First-principles-computational quantum insights on enhanced thermophysical performance of ThC:Mg for clean thermoelectric and nuclear energy

Besides being a matured energy technology, nuclear energy is the second cleanest energy source after hydropower regarding the emission of greenhouse gases. As such, the role of nuclear energy as a key player to achieve sustainable clean energy to solve the future energy crisis cannot be underestimated.

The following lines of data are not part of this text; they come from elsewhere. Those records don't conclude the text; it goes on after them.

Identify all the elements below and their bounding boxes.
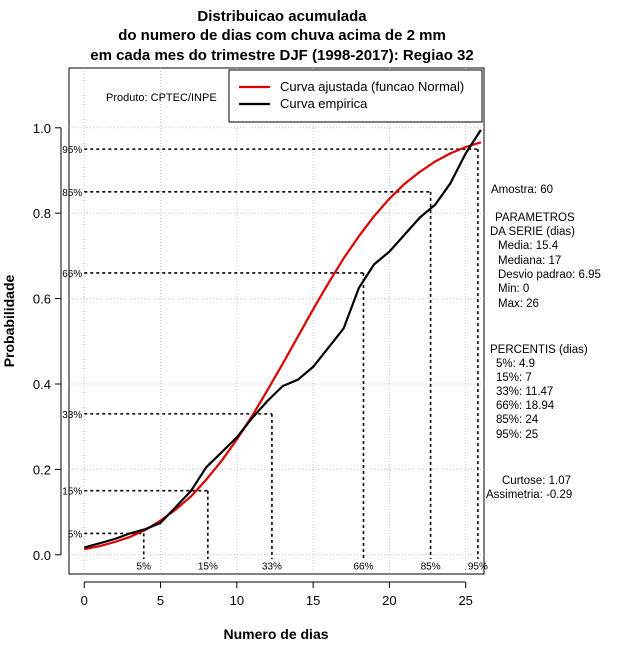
chart-title-line-3: em cada mes do trimestre DJF (1998-2017)… <box>90 47 474 64</box>
guide-label-bottom-2: 33% <box>262 562 282 573</box>
stat-max: Max: 26 <box>498 298 539 310</box>
legend-label-fitted: Curva ajustada (funcao Normal) <box>280 79 464 94</box>
stat-min: Min: 0 <box>498 283 529 295</box>
guide-label-bottom-5: 95% <box>468 562 488 573</box>
percentiles-heading: PERCENTIS (dias) <box>490 344 588 356</box>
legend-label-empirical: Curva empirica <box>280 96 368 111</box>
series-line-1 <box>84 129 482 549</box>
credit-text: Produto: CPTEC/INPE <box>106 92 217 104</box>
y-tick-label-5: 1.0 <box>33 121 51 136</box>
guide-label-bottom-1: 15% <box>198 562 218 573</box>
y-tick-label-2: 0.4 <box>33 377 51 392</box>
chart-title-line-1: Distribuicao acumulada <box>197 8 367 25</box>
y-tick-label-3: 0.6 <box>33 292 51 307</box>
y-tick-label-1: 0.2 <box>33 462 51 477</box>
axes: 0 5 10 15 20 25 0.0 0.2 0.4 0.6 0.8 1.0 <box>33 121 473 608</box>
x-tick-label-1: 5 <box>157 593 164 608</box>
x-tick-label-4: 20 <box>382 593 396 608</box>
legend-box <box>228 69 483 123</box>
y-axis-label: Probabilidade <box>1 275 17 368</box>
params-heading-1: PARAMETROS <box>495 212 575 224</box>
stat-std: Desvio padrao: 6.95 <box>498 269 601 281</box>
guide-label-left-2: 33% <box>62 410 82 421</box>
guide-label-left-4: 85% <box>62 188 82 199</box>
stat-mean: Media: 15.4 <box>498 240 559 252</box>
x-tick-label-3: 15 <box>306 593 320 608</box>
params-heading-2: DA SERIE (dias) <box>490 226 575 238</box>
guide-label-left-0: 5% <box>68 529 83 540</box>
sample-size: Amostra: 60 <box>491 184 553 196</box>
legend: Curva ajustada (funcao Normal) Curva emp… <box>228 69 483 123</box>
pct-66: 66%: 18.94 <box>496 400 555 412</box>
pct-33: 33%: 11.47 <box>496 386 553 398</box>
guide-label-bottom-4: 85% <box>421 562 441 573</box>
guide-label-left-5: 95% <box>62 145 82 156</box>
stat-median: Mediana: 17 <box>498 255 561 267</box>
y-tick-label-0: 0.0 <box>33 548 51 563</box>
series-lines <box>84 129 482 551</box>
y-tick-label-4: 0.8 <box>33 206 51 221</box>
x-tick-label-0: 0 <box>81 593 88 608</box>
x-tick-label-5: 25 <box>458 593 472 608</box>
guide-label-bottom-3: 66% <box>353 562 373 573</box>
chart-title-line-2: do numero de dias com chuva acima de 2 m… <box>118 27 446 44</box>
stat-kurtosis: Curtose: 1.07 <box>502 475 571 487</box>
stats-panel: Amostra: 60 PARAMETROS DA SERIE (dias) M… <box>486 184 601 501</box>
stat-skewness: Assimetria: -0.29 <box>486 489 572 501</box>
plot-area <box>68 67 485 575</box>
x-tick-label-2: 10 <box>230 593 244 608</box>
grid <box>69 68 484 574</box>
guide-label-bottom-0: 5% <box>137 562 152 573</box>
pct-95: 95%: 25 <box>496 429 538 441</box>
pct-15: 15%: 7 <box>496 372 532 384</box>
guide-label-left-3: 66% <box>62 269 82 280</box>
x-axis-label: Numero de dias <box>223 626 328 642</box>
pct-5: 5%: 4.9 <box>496 358 535 370</box>
pct-85: 85%: 24 <box>496 414 539 426</box>
guide-label-left-1: 15% <box>62 487 82 498</box>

To harness the nuclear energy via the fission process, the routine fuel materials in the nuclear power plants are uranium and uranium-based compounds. However, thorium-based materials have some advantages for advanced breeder power plants. This owes to the abundance, peculiar mechanical, and thermodynamic properties of thorium (Th), such as high melting temperature (1750 °C), density, and thermal conductivity, and less radioactive byproducts. Th makes many refractory materials with melting points above 1800°C, which include carbides, nitrides, phosphides, and silicides, holding promising potential for diverse applications such as clean thermoelectric and nuclear energy. This study is the first attempt to explore comparative analysis on the phonon dynamics, thermodynamic, and thermoelectric performance and potential of ThC and Mg-doped ThC carbides using density-functional theoretical formalism. For the first-principle quantun insights and computation of thermodynamic characteristics of the materials, the Debye Model based on the Quasi Harmonic approximations is utilized. The computed results are interpreted considering novel prospects and implications, which hold great potential for fundamental and practical applications regarding thermal management and sustainable thermoelectric and clean nuclear energy via advanced breeder power plants.